Keep yourself to yourself and the noise to a minimum and you’re a model citizen; take an interest in the lives of your fellow humans and you’re a curtain-twitching busybody with no life of their own. Meanwhile, even in relaxed social settings, the list of permitted conversation topics is ever-shrinking. You still can’t ask a lady her age or enquire of a gentleman “What do you do?”. Now “How much did that Botox in your forehead set you back?” and “Do your parents pay your rent?” are also off the menu.

Are you genuinely, non-judgmentally interested in how other people resolve the dilemmas of family versus career? Tough. You also can’t ask someone whether they’re single or have children, and only a reckless fool would venture a “when’s it due?” without first seeing a sonogram signed and dated by a licensed doctor. I know, because I’m a nosy parker who’d ask you all these questions and more, if I could get away with it. I find you absolutely fascinating — what’s so outrageously offensive about that?
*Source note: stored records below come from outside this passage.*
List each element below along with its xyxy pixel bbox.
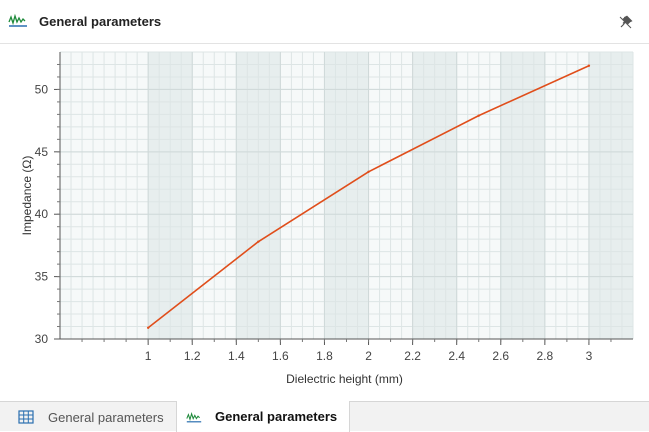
x-tick-label: 1	[145, 349, 152, 363]
y-tick-label: 35	[35, 270, 49, 284]
x-tick-label: 1.2	[184, 349, 201, 363]
x-tick-label: 1.8	[316, 349, 333, 363]
tab-bar: General parameters General parameters	[0, 401, 649, 432]
tab-label: General parameters	[215, 409, 338, 424]
x-tick-label: 1.4	[228, 349, 245, 363]
x-tick-label: 2.2	[404, 349, 421, 363]
table-grid-icon	[18, 410, 34, 424]
x-tick-label: 2.4	[448, 349, 465, 363]
tab-label: General parameters	[48, 409, 164, 425]
chart-area: 1 1.2 1.4 1.6 1.8 2 2.2 2.4 2.6 2.8 3 30 35 40 45 50 Die…	[0, 44, 649, 401]
waveform-chart-icon	[186, 411, 202, 422]
impedance-line-chart: 1 1.2 1.4 1.6 1.8 2 2.2 2.4 2.6 2.8 3 30 35 40 45 50 Die…	[20, 51, 634, 386]
x-tick-label: 1.6	[272, 349, 289, 363]
x-tick-label: 3	[586, 349, 593, 363]
x-axis-label: Dielectric height (mm)	[286, 372, 403, 386]
x-tick-label: 2.8	[537, 349, 554, 363]
waveform-chart-icon	[8, 13, 27, 27]
tab-general-parameters-chart[interactable]: General parameters	[177, 401, 350, 432]
y-tick-label: 30	[35, 332, 49, 346]
panel-title: General parameters	[39, 14, 162, 29]
panel-header: General parameters	[0, 0, 649, 44]
y-tick-label: 40	[35, 207, 49, 221]
data-point	[587, 64, 591, 67]
y-axis-label: Impedance (Ω)	[20, 156, 34, 236]
data-point	[146, 326, 150, 329]
x-tick-label: 2.6	[492, 349, 509, 363]
y-tick-label: 45	[35, 145, 49, 159]
x-tick-label: 2	[365, 349, 372, 363]
y-tick-label: 50	[35, 82, 49, 96]
tab-general-parameters-table[interactable]: General parameters	[0, 402, 177, 432]
unpin-icon[interactable]	[619, 15, 633, 29]
data-point	[257, 240, 260, 243]
data-point	[367, 170, 370, 173]
data-point	[477, 114, 480, 117]
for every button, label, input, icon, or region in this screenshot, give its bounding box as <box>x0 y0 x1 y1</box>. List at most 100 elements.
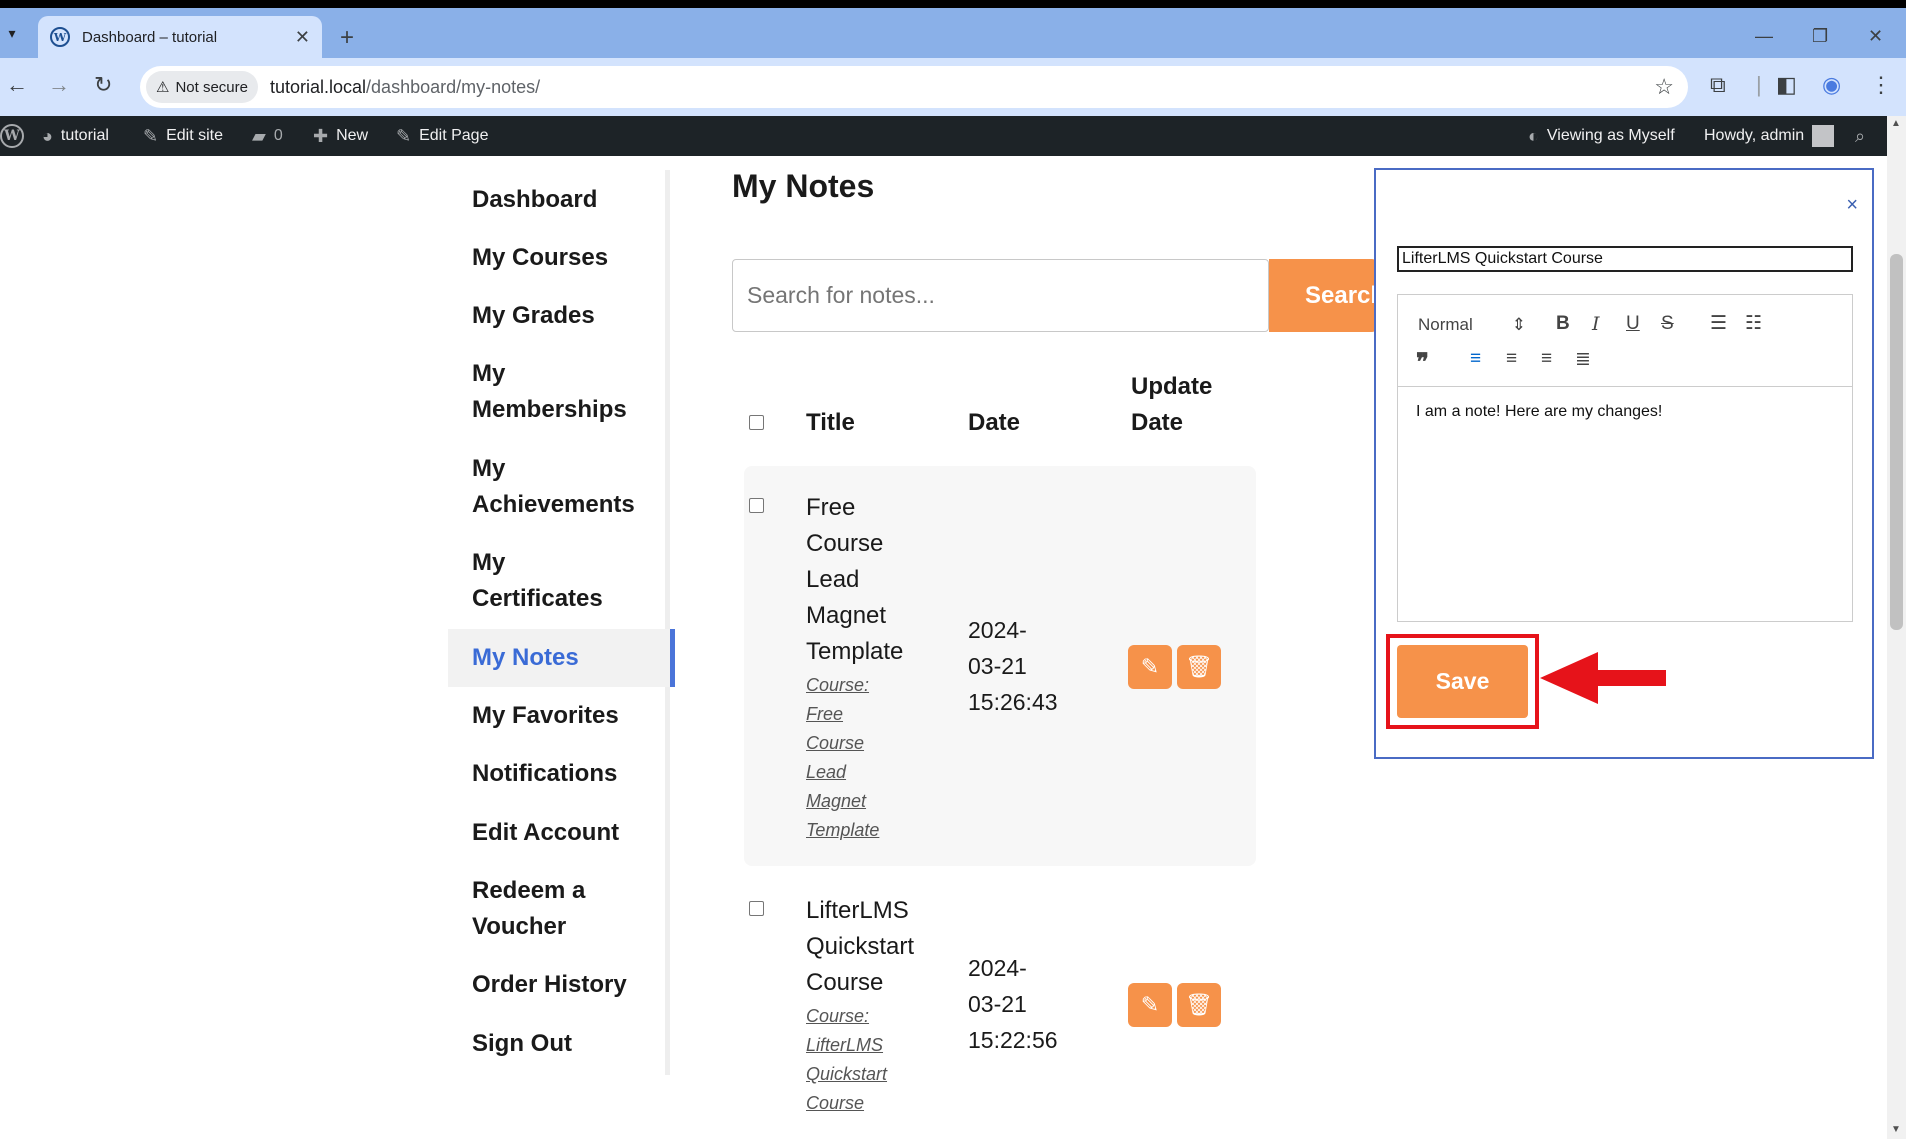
new-content-menu[interactable]: ✚ New <box>313 116 368 156</box>
viewing-as-label: Viewing as Myself <box>1546 127 1675 144</box>
viewing-as-menu[interactable]: ◐ Viewing as Myself <box>1528 116 1675 156</box>
align-right-icon[interactable]: ≡ <box>1541 348 1552 370</box>
plus-icon: ✚ <box>313 125 329 146</box>
course-link-line: Magnet <box>806 791 867 811</box>
course-link-line: Course <box>806 1093 865 1113</box>
address-bar[interactable]: ⚠ Not secure tutorial.local/dashboard/my… <box>140 66 1688 108</box>
course-link[interactable]: Course: LifterLMS Quickstart Course <box>806 1002 887 1118</box>
bookmark-star-icon[interactable]: ☆ <box>1654 74 1674 100</box>
browser-menu-icon[interactable]: ⋮ <box>1870 72 1892 98</box>
edit-note-button[interactable]: ✎ <box>1128 983 1172 1027</box>
note-title-input[interactable]: LifterLMS Quickstart Course <box>1397 246 1853 272</box>
strikethrough-icon[interactable]: S <box>1661 313 1674 335</box>
blockquote-icon[interactable]: ❞ <box>1416 348 1429 377</box>
search-button[interactable]: Search <box>1269 259 1376 332</box>
avatar <box>1812 125 1835 147</box>
profile-icon[interactable]: ◉ <box>1822 72 1841 98</box>
save-highlight-box: Save <box>1386 634 1539 729</box>
restore-icon[interactable]: ❐ <box>1812 26 1828 47</box>
row-checkbox[interactable] <box>749 498 764 513</box>
note-content[interactable]: I am a note! Here are my changes! <box>1416 403 1662 421</box>
browser-tab-bar: ▾ W Dashboard – tutorial ✕ + — ❐ ✕ <box>0 8 1906 58</box>
account-menu[interactable]: Howdy, admin <box>1704 116 1835 156</box>
browser-tab[interactable]: W Dashboard – tutorial ✕ <box>38 16 322 58</box>
scroll-thumb[interactable] <box>1890 254 1903 630</box>
sidebar-item-my-notes[interactable]: My Notes <box>448 629 675 687</box>
close-icon[interactable]: × <box>1846 194 1858 217</box>
sidebar-item-label: Order History <box>472 971 627 998</box>
sidebar-item-label: My Grades <box>472 302 595 329</box>
close-window-icon[interactable]: ✕ <box>1868 26 1883 47</box>
wordpress-favicon-icon: W <box>50 27 70 47</box>
scroll-up-icon[interactable]: ▲ <box>1891 118 1901 129</box>
edit-site-link[interactable]: ✎ Edit site <box>143 116 223 156</box>
delete-note-button[interactable]: 🗑 <box>1177 983 1221 1027</box>
format-select[interactable]: Normal ⇕ <box>1418 315 1526 335</box>
sidebar-item-notifications[interactable]: Notifications <box>448 756 670 792</box>
sidebar-item-sign-out[interactable]: Sign Out <box>448 1026 670 1062</box>
sidebar-item-label: My Courses <box>472 244 609 271</box>
admin-search[interactable]: ⌕ <box>1855 116 1873 156</box>
save-button[interactable]: Save <box>1397 645 1528 718</box>
site-name: tutorial <box>60 127 109 144</box>
security-chip[interactable]: ⚠ Not secure <box>146 71 258 103</box>
underline-icon[interactable]: U <box>1626 313 1640 335</box>
sidebar-item-my-courses[interactable]: My Courses <box>448 240 670 276</box>
select-arrows-icon: ⇕ <box>1511 315 1526 334</box>
scroll-down-icon[interactable]: ▼ <box>1891 1124 1901 1135</box>
sidebar-item-label: Redeem a <box>472 877 586 904</box>
rich-text-editor: Normal ⇕ B I U S ☰ ☷ ❞ ≡ ≡ ≡ ≣ I am a not… <box>1397 294 1853 622</box>
course-link-line: Quickstart <box>806 1064 888 1084</box>
course-link-line: Course: <box>806 675 870 695</box>
ordered-list-icon[interactable]: ☰ <box>1710 312 1727 335</box>
italic-icon[interactable]: I <box>1592 313 1600 335</box>
search-icon: ⌕ <box>1855 125 1866 146</box>
edit-site-label: Edit site <box>166 127 224 144</box>
tab-title: Dashboard – tutorial <box>82 28 218 46</box>
forward-arrow-icon[interactable]: → <box>48 72 70 98</box>
sidebar-item-redeem-voucher[interactable]: Redeem a Voucher <box>448 873 670 945</box>
row-checkbox[interactable] <box>749 901 764 916</box>
reload-icon[interactable]: ↻ <box>94 72 112 98</box>
sidebar-item-my-certificates[interactable]: My Certificates <box>448 545 670 617</box>
sidebar-item-my-favorites[interactable]: My Favorites <box>448 698 670 734</box>
minimize-icon[interactable]: — <box>1755 26 1773 47</box>
edit-note-button[interactable]: ✎ <box>1128 645 1172 689</box>
extensions-icon[interactable]: ⧉ <box>1710 72 1726 98</box>
sidebar-item-order-history[interactable]: Order History <box>448 967 670 1003</box>
delete-note-button[interactable]: 🗑 <box>1177 645 1221 689</box>
tab-search-button[interactable]: ▾ <box>0 20 24 46</box>
editor-toolbar: Normal ⇕ B I U S ☰ ☷ ❞ ≡ ≡ ≡ ≣ <box>1398 295 1852 387</box>
course-link-line: Course: <box>806 1006 870 1026</box>
url-text[interactable]: tutorial.local/dashboard/my-notes/ <box>270 77 540 98</box>
new-tab-button[interactable]: + <box>340 24 354 52</box>
sidebar-item-my-memberships[interactable]: My Memberships <box>448 356 670 428</box>
comments-link[interactable]: ▰ 0 <box>252 116 283 156</box>
back-arrow-icon[interactable]: ← <box>6 72 28 98</box>
date-line: 2024- <box>968 617 1027 643</box>
site-name-menu[interactable]: ◕ tutorial <box>42 116 109 156</box>
header-update-date-line: Date <box>1131 409 1184 436</box>
warning-triangle-icon: ⚠ <box>156 79 170 96</box>
sidebar-item-dashboard[interactable]: Dashboard <box>448 182 670 218</box>
select-all-checkbox[interactable] <box>749 415 764 430</box>
align-center-icon[interactable]: ≡ <box>1506 348 1517 370</box>
sidebar-item-edit-account[interactable]: Edit Account <box>448 815 670 851</box>
sidebar-item-my-grades[interactable]: My Grades <box>448 298 670 334</box>
align-justify-icon[interactable]: ≣ <box>1575 348 1591 371</box>
wordpress-icon: W <box>0 124 24 148</box>
bold-icon[interactable]: B <box>1556 313 1570 335</box>
search-input[interactable] <box>732 259 1269 332</box>
side-panel-icon[interactable]: ◧ <box>1776 72 1797 98</box>
align-left-icon[interactable]: ≡ <box>1470 348 1481 370</box>
wp-logo-menu[interactable]: W <box>0 116 24 156</box>
sidebar-item-my-achievements[interactable]: My Achievements <box>448 451 670 523</box>
course-link[interactable]: Course: Free Course Lead Magnet Template <box>806 671 879 845</box>
sidebar-item-label: Voucher <box>472 913 567 940</box>
tab-close-icon[interactable]: ✕ <box>295 27 310 48</box>
page-scrollbar[interactable]: ▲ ▼ <box>1887 116 1906 1139</box>
bullet-list-icon[interactable]: ☷ <box>1745 312 1762 335</box>
browser-toolbar: ← → ↻ ⚠ Not secure tutorial.local/dashbo… <box>0 58 1906 116</box>
sidebar-item-label: My <box>472 455 506 482</box>
edit-page-link[interactable]: ✎ Edit Page <box>396 116 488 156</box>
This kind of curiosity about the way other people live can come off as rude but I prefer to think of it as a natural impulse akin to sex drive or the urge to eat calorific foods in cold weather. And like these other instincts, it also has a clear evolutionary purpose. Presumably early humans were all up in each others’ business, because living in close-knit, knowledge-sharing groups made it easier to fend off attacks from sabre-toothed tigers.

The dangers we face today are different but it still makes sense to put up with some privacy invasions if it means you’ll have support when needed. We all need it eventually. On the flip side, there’s no shame in jostling for a good view when our neighbours get to dishing the dirt. Provided, that is, you’re willing to stick around and help with the clean-up.

Clemmie is the Churchill to behold

Gary Oldman has got rave reviews as Churchill but another performance in Darkest Hour impresses most. The film depicts those early weeks of the Second World War when few considered Churchill equal to the task ahead. He is often waylaid by doubts — both his and that of his parliamentary colleagues — but the presence of Kristin Scott Thomas, pictured, as Clementine Churchill always serves as a subtle reminder of the greatness to come. Any man who could persuade a woman this magnificent to marry him must contain a wealth of hidden virtues.

Oldman, of course, is up for the awards. His role is more bombastic, plus it involves the kind of physical transformation the Academy loves. In contrast, understated brilliance comes as standard with Scott Thomas — maybe she is the more truly Churchillian of the two. Not only does her cross-Channel career embody entente cordiale more elegantly than any Bayeux Tapestry loan but, like Winston, she’s among the few Britons awarded the French Légion d’honneur.

Maybe Trump should read up on Tom Kerridge’s diet tips

Judging by the press coverage, you’d assume Michael Wolff’s Donald Trump exposé is a global bestseller. In fact, while Fire and Fury tops the US book charts, in the UK it’s been outsold by Tom Kerridge’s Lose Weight for Good. Far be it for me to suggest that the presidential library might also be enriched by a copy of Kerridge’s diet manual, though the “girthers” — conspiracy theorists who believe the President is obese, whatever his doctor says — might well do.

I’d only mention that Lose Weight for Good is also available in TV series form, for those who aren’t bigly into reading.

* With the launch of a recording studio in the Soho branch of Nando’s, chicken shops are confirmed cultural hubs. Just as the culturati of 18th-century London gathered at the coffee house to debate philosophy and ferment revolution, the great and good of the modern world are Nando’s Black Card holders flirting up a storm on the YouTube series Chicken Shop Date.

This spicy-wings salon professes to support ethical farming practices and Red Tractor standards.

If Nando’s could go one step further and commit to free-range chicken, no patron of that studio will feel the need to sing the Battery Farm Blues.